I was jogging down Whitehead St. in Key Weird when I heard, “Look honey, it’s another one of those cute, little, carved pineapples.” The sun-pinked, cruise ship, tourist lady looked at her beer-bellied husband who ignored her. He sat on a step in front of the Hemingway House eyeballing a local sun-bronzed hippie girl in a tie-dyed string bikini. The resulting “smack” echoed down the street behind me as I passed.
I stopped jogging when I reached my parked truck. I wasn’t doing any kind of fitness running, just trying to beat the notoriously fast, Key West parking meter timers. While I leaned against the fender sweating and puffing like a rookie angler on the losing end of a swordfish tug-of-war I looked over at a bubbling little fountain with a pineapple on top.

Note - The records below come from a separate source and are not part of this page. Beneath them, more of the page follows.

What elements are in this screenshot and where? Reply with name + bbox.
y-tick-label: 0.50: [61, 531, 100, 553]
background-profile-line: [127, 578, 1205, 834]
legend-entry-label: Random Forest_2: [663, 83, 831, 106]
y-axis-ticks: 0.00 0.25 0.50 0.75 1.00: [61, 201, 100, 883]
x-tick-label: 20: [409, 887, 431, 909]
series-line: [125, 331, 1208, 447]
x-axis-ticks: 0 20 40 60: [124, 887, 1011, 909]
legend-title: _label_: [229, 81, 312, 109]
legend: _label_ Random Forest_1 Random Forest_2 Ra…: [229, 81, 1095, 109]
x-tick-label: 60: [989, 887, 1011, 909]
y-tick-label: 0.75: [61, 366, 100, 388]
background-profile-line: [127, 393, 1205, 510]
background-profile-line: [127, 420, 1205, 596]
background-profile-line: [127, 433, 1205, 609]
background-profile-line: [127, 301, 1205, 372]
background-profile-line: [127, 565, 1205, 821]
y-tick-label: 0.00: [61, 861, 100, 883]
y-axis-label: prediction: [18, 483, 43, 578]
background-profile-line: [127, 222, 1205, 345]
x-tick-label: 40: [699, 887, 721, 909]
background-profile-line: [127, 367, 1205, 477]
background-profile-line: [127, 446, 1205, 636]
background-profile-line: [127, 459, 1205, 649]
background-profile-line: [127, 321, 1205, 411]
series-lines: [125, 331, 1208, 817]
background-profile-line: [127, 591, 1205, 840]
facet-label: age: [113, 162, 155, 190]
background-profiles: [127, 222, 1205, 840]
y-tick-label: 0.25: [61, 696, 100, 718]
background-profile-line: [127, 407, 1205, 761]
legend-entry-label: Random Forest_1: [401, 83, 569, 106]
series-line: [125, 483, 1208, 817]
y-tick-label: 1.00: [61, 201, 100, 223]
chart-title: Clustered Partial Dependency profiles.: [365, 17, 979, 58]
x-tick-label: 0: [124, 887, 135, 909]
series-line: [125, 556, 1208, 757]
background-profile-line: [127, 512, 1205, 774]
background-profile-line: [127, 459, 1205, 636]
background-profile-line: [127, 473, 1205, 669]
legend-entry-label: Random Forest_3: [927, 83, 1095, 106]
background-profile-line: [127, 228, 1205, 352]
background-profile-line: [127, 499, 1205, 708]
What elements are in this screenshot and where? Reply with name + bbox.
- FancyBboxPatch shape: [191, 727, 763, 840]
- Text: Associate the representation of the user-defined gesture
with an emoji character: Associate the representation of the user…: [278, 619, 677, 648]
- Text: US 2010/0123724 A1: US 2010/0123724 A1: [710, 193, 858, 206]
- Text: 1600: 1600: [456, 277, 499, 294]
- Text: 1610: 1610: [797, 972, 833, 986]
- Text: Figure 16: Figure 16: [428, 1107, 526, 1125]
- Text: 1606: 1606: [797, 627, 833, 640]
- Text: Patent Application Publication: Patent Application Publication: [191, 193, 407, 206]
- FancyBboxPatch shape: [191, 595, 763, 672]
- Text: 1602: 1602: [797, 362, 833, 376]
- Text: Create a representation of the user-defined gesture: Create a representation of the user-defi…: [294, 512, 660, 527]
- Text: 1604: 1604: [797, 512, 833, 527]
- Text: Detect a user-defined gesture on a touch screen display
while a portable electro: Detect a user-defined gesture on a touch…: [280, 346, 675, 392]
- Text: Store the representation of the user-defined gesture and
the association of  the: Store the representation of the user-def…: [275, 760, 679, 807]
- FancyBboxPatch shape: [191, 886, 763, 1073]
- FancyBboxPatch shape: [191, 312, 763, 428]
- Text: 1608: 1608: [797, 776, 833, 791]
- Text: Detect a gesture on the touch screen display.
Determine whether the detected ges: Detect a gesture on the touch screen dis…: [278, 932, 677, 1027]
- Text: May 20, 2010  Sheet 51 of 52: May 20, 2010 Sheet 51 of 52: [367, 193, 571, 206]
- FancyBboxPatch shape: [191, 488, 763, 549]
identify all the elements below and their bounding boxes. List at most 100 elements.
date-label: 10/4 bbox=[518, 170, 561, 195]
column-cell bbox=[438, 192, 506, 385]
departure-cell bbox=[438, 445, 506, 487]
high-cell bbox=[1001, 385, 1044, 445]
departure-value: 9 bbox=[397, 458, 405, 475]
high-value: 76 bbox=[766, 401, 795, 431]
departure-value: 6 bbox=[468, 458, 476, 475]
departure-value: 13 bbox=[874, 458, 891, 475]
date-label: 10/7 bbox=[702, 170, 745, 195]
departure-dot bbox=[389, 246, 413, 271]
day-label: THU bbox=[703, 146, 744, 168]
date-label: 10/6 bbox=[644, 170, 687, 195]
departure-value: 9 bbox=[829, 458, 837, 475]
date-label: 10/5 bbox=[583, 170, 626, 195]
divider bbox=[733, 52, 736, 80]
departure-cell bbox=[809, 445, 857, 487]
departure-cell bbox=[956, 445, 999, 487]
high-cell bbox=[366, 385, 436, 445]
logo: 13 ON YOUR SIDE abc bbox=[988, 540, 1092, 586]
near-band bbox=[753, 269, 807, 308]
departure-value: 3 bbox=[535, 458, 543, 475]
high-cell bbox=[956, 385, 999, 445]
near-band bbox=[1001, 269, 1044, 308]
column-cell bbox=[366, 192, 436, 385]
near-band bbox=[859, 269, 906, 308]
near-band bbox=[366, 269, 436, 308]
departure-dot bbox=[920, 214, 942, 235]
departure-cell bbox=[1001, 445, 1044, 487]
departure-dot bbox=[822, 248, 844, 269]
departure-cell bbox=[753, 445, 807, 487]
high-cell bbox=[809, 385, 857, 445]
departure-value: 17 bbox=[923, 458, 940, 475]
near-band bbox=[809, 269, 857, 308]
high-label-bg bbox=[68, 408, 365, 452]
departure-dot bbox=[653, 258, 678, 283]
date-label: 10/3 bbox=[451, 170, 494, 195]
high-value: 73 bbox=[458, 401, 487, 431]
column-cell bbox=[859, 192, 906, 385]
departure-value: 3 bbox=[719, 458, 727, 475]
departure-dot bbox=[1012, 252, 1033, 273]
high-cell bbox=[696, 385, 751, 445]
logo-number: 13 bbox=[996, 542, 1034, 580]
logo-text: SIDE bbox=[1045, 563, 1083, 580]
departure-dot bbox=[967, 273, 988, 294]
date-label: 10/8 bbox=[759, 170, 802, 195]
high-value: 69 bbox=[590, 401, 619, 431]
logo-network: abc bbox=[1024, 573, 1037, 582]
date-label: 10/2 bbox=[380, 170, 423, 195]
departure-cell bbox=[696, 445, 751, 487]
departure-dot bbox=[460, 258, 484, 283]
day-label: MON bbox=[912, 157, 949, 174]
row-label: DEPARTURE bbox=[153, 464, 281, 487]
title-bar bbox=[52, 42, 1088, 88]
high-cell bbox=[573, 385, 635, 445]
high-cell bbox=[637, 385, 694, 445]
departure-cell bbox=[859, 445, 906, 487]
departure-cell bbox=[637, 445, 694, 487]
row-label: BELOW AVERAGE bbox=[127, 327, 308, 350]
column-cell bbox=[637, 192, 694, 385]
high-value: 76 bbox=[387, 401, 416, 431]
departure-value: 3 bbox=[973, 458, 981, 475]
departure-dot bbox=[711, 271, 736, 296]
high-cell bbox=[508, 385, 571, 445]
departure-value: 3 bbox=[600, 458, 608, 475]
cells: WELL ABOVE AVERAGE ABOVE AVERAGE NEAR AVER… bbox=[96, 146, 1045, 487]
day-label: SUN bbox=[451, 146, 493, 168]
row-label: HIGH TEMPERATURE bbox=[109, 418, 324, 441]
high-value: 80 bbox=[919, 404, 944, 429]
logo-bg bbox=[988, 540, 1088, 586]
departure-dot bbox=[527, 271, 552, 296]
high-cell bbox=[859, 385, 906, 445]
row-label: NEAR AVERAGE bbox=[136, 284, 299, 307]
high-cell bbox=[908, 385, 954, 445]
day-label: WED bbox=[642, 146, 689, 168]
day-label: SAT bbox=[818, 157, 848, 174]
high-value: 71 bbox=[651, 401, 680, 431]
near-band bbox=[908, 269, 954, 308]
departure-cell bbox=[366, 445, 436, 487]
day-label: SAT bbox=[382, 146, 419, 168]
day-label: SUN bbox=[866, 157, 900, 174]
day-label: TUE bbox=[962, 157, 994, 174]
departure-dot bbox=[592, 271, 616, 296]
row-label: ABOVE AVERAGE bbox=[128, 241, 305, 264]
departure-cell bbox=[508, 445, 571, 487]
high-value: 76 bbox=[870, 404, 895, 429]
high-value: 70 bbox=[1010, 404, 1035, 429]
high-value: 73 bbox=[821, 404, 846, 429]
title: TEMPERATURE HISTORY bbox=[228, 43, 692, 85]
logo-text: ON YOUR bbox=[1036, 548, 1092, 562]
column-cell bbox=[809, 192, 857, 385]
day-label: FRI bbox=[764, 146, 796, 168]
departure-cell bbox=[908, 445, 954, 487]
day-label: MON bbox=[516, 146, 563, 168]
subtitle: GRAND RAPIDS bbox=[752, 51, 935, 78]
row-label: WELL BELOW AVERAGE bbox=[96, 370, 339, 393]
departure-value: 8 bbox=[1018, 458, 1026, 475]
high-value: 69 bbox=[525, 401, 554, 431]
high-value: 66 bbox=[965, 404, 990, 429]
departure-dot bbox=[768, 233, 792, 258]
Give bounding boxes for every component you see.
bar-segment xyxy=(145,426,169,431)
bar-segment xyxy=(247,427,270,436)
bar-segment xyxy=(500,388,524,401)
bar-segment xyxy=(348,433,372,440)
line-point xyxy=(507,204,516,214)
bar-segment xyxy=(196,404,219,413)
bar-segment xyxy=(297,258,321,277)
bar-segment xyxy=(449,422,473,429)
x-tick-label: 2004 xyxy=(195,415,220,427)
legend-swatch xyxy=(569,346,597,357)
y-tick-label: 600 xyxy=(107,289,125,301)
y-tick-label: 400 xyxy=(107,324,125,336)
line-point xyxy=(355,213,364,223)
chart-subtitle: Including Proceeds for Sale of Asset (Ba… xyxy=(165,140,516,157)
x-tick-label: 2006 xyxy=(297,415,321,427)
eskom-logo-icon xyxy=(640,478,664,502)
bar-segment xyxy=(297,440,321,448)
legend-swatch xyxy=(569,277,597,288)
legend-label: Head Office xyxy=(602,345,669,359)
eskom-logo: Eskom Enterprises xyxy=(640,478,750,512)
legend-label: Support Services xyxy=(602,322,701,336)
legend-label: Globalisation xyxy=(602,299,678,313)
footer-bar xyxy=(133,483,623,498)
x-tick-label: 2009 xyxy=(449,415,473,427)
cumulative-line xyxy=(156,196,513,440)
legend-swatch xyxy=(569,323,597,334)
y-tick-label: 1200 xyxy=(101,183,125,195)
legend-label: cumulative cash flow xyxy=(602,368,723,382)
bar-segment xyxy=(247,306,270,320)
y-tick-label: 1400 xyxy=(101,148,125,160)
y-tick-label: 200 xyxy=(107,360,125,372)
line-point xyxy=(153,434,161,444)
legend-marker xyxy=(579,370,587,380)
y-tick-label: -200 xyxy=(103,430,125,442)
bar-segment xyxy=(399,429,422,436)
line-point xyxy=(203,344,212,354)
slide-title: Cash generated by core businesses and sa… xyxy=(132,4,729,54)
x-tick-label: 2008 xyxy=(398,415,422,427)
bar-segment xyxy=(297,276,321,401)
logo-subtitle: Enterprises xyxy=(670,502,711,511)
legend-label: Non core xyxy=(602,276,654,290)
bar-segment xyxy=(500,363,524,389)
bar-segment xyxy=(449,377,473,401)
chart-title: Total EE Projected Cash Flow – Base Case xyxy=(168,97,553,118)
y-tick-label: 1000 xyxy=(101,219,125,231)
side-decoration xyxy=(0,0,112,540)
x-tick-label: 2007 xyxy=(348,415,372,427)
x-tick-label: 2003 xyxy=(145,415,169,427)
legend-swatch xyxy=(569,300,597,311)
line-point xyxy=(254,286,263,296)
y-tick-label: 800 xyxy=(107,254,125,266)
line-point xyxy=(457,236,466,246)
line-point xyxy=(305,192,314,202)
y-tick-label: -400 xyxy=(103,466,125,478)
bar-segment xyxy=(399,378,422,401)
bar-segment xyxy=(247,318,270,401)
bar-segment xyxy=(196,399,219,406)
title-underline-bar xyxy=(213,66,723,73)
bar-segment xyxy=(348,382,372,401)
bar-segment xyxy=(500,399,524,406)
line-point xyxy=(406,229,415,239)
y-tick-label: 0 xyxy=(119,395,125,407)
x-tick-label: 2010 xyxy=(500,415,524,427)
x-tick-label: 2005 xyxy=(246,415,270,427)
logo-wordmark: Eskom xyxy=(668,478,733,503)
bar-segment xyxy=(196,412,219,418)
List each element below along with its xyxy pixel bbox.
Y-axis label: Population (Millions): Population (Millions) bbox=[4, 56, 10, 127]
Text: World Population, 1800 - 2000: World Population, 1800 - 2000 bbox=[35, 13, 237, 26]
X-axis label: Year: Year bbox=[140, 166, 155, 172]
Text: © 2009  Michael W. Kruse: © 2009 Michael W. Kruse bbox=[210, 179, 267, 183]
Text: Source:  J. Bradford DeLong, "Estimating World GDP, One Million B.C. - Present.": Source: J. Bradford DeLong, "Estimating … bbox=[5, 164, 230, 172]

“Hmmm…looks like a blog subject.”
Here’s a little history regarding the significance of the welcome pineapple. Seems it all started with the Carib people way back when. Our boy Christopher Columbus picked up some pineapples and brought them back to Spain in 1493 and the King thought these things were just the best.
When other Spanish explorers sailed back to the Caribbean Islands they figured out that the Carib Indians looked on this fruit as a sign of welcome. If the Spanish set one out at the entrance to a village they would be welcomed in. All the better to swipe any gold the native people had laying around. Nice… real nice.
Anyway, this symbol spread back to Europe, then to the colonies, etc. Key West is and was very much a seafaring town. In days of yore when a Cap’n returned from sea he would impale a pineapple on the porch rail to signify he was back and ready to see visitors. Kind of a waste of good fruit if ya ask me.
Pineapple carvings, statuary, abound on our islands. This very traditional kind of garden art is still alive and well in a very, very untraditional town .
So, I plugged another few quarters into parking meter, spending my hard earned change just for you folks and wandered around Old Town snapping pineapple pix and dodging cranky tourists…by the way, I swear, honest... I never took any photos of good looking hippie chicks.